Subir hasta el glaciar en el Valle de las Lágrimas en marzo de 2006, donde está sepultado el fuselaje del F571 que se cayó en 1972 en la falda de las sierras de San Hilario, entre los volcanes Tinguiririca y Sosneado, es una experiencia temeraria.
Requiere un largo recorrido, con un ascenso lento de dos días a caballo por senderos improvisados por cabras o caballos, de menos de medio metro de ancho, con el precipicio al costado, en una cordillera que cambia de continuo los paisajes y las alturas, pero donde siempre está el vértigo del riesgo inminente. Se avanza lentamente, paso a paso, ya sea en la montaña o cuando se atraviesan los torrentes de agua impetuosa y helada que bajan de la cordillera y arrastran todo a su paso. Incluso parecen querer llevarse a los caballos y a las mulas, que se tambalean pero no caen, afirmando los cascos entre cantos rodados del fondo antes de dar el paso siguiente. Algunos jinetes avanzan con los ojos vendados para evitar el susto confiando en el instinto de los animales.
Cada tanto surge una imagen o un imprevisto que estremece.

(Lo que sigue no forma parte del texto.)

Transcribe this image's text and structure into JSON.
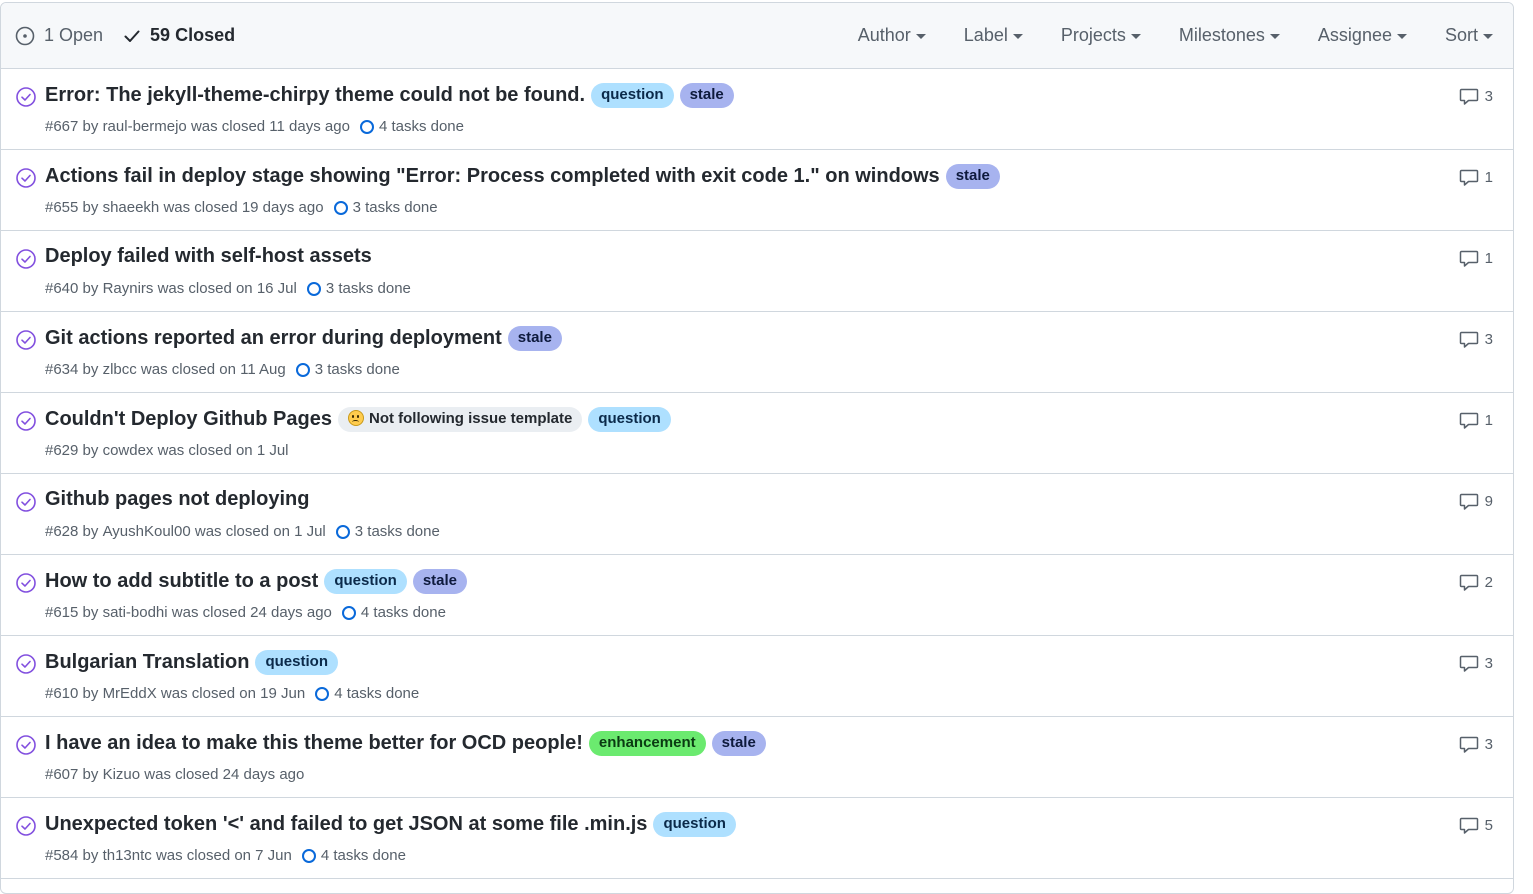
{
  "header": {
    "open_label": "1 Open",
    "closed_label": "59 Closed",
    "filters": [
      "Author",
      "Label",
      "Projects",
      "Milestones",
      "Assignee",
      "Sort"
    ]
  },
  "colors": {
    "closed_purple": "#8250df",
    "question": "#aee0ff",
    "stale": "#a7b3ef",
    "enhancement": "#6bea6f",
    "template": "#eaeef2"
  },
  "issues": [
    {
      "title": "Error: The jekyll-theme-chirpy theme could not be found.",
      "labels": [
        "question",
        "stale"
      ],
      "number": "#667",
      "by": "by",
      "author": "raul-bermejo",
      "closed": "was closed 11 days ago",
      "tasks": "4 tasks done",
      "comments": "3"
    },
    {
      "title": "Actions fail in deploy stage showing \"Error: Process completed with exit code 1.\" on windows",
      "labels": [
        "stale"
      ],
      "number": "#655",
      "by": "by",
      "author": "shaeekh",
      "closed": "was closed 19 days ago",
      "tasks": "3 tasks done",
      "comments": "1"
    },
    {
      "title": "Deploy failed with self-host assets",
      "labels": [],
      "number": "#640",
      "by": "by",
      "author": "Raynirs",
      "closed": "was closed on 16 Jul",
      "tasks": "3 tasks done",
      "comments": "1"
    },
    {
      "title": "Git actions reported an error during deployment",
      "labels": [
        "stale"
      ],
      "number": "#634",
      "by": "by",
      "author": "zlbcc",
      "closed": "was closed on 11 Aug",
      "tasks": "3 tasks done",
      "comments": "3"
    },
    {
      "title": "Couldn't Deploy Github Pages",
      "labels": [
        "Not following issue template",
        "question"
      ],
      "number": "#629",
      "by": "by",
      "author": "cowdex",
      "closed": "was closed on 1 Jul",
      "tasks": "",
      "comments": "1"
    },
    {
      "title": "Github pages not deploying",
      "labels": [],
      "number": "#628",
      "by": "by",
      "author": "AyushKoul00",
      "closed": "was closed on 1 Jul",
      "tasks": "3 tasks done",
      "comments": "9"
    },
    {
      "title": "How to add subtitle to a post",
      "labels": [
        "question",
        "stale"
      ],
      "number": "#615",
      "by": "by",
      "author": "sati-bodhi",
      "closed": "was closed 24 days ago",
      "tasks": "4 tasks done",
      "comments": "2"
    },
    {
      "title": "Bulgarian Translation",
      "labels": [
        "question"
      ],
      "number": "#610",
      "by": "by",
      "author": "MrEddX",
      "closed": "was closed on 19 Jun",
      "tasks": "4 tasks done",
      "comments": "3"
    },
    {
      "title": "I have an idea to make this theme better for OCD people!",
      "labels": [
        "enhancement",
        "stale"
      ],
      "number": "#607",
      "by": "by",
      "author": "Kizuo",
      "closed": "was closed 24 days ago",
      "tasks": "",
      "comments": "3"
    },
    {
      "title": "Unexpected token '<' and failed to get JSON at some file .min.js",
      "labels": [
        "question"
      ],
      "number": "#584",
      "by": "by",
      "author": "th13ntc",
      "closed": "was closed on 7 Jun",
      "tasks": "4 tasks done",
      "comments": "5"
    }
  ]
}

Tormentas de viento y nieve irrumpen súbitamente. Una mula se desbarranca varios metros, pataleando en una polvareda que no permite observar el desenlace, hasta que logra afirmar los cascos en una saliente de la pendiente, con el jinete encogido y aferrado a las crines. Un caballo tropieza, apoya una rodilla en el sendero y queda con las patas traseras haciendo equilibrio en el aire, sobre el precipicio. Una mula de carga se asusta con la ventolera y se desboca entre las rocas, galopando montaña abajo y arrojando los bultos por el camino, mientras un baqueano la persigue a lo galope tendido. Los códigos están cambiando; el vértigo se asimila al paisaje. El grupo está llegando a la prehistoria.
Cuando dos días después se arriba al Valle de las Lágrimas, a casi cuatro mil metros de altura, en el centro mismo de la cordillera de los Andes, en la frontera entre Chile y Argentina, el panorama era grandioso y aterrador. Parece un anfiteatro monumental: al centro, sobre un promontorio de rocas, hay una cruz de hierro, donde están enterrados los restos de los muertos del accidente. Al sur se divida una interminable sucesión de montañas y picos que llegan hasta el Cabo de Hornos, al final del continente. Al norte, con un paisaje similar, se extiende hasta Panamá, desplegando sus 7240 kilómetros de extensión y conformando un macizo montañoso más largo que Himalaya; al oeste la vista se estrella contra una pared de rocas y hielo de 5180 metros de altura, las sierras de San Hilario, tan impotente que impide siquiera imaginarse el horizonte. Hacia atrás, al este, se regresa a la Argentina, por donde llegó el grupo a caballo. Los interminables picos nevados terminan, en la lejanía neblinosa del este, en el más alto de todos: el volcán Sosneado, de seis mil metros de altura. En medio de ese paisaje de fin del mundo, reina un silencio inorgánico, sacudido de cuando en cuando por la violencia del viento y el crujido del glaciar.
Es necesario abandonar los caballos, que deben bajar mil metros antes de que el sol se esconda entre las montañas para no morir congelados. Luego el grupo debe caminar otros ochocientos metros al oeste de la cruz de hierro hasta el lugar exacto donde está enterrado el fuselaje del Fairchild, en medio del glaciar. Falta el oxígeno, cada paso exige un esfuerzo superior al anterior. Náuseas, confusión y jaqueca, el mal de altura comienza a insinuarse entre los menos habituados a la alta montaña.
En el grupo vienen cuatro sobrevivientes del accidente de 1972: Roberto Canessa, Gustavo Zerbino, Adolfo Strauch y Ramón "Moncho" Sabella. Además los acompaña Juan Pedro Nicola, cuyos padres fallecieron en el accidente. Como todos en el grupo, viene con su hijo, para que conozca la tumba donde descansan los restos de los abuelos y de los otros que nunca regresaron. El hijo observa a su padre que está absorto, con la vista perdida en las cinco agujas de piedra donde se estrelló el avión.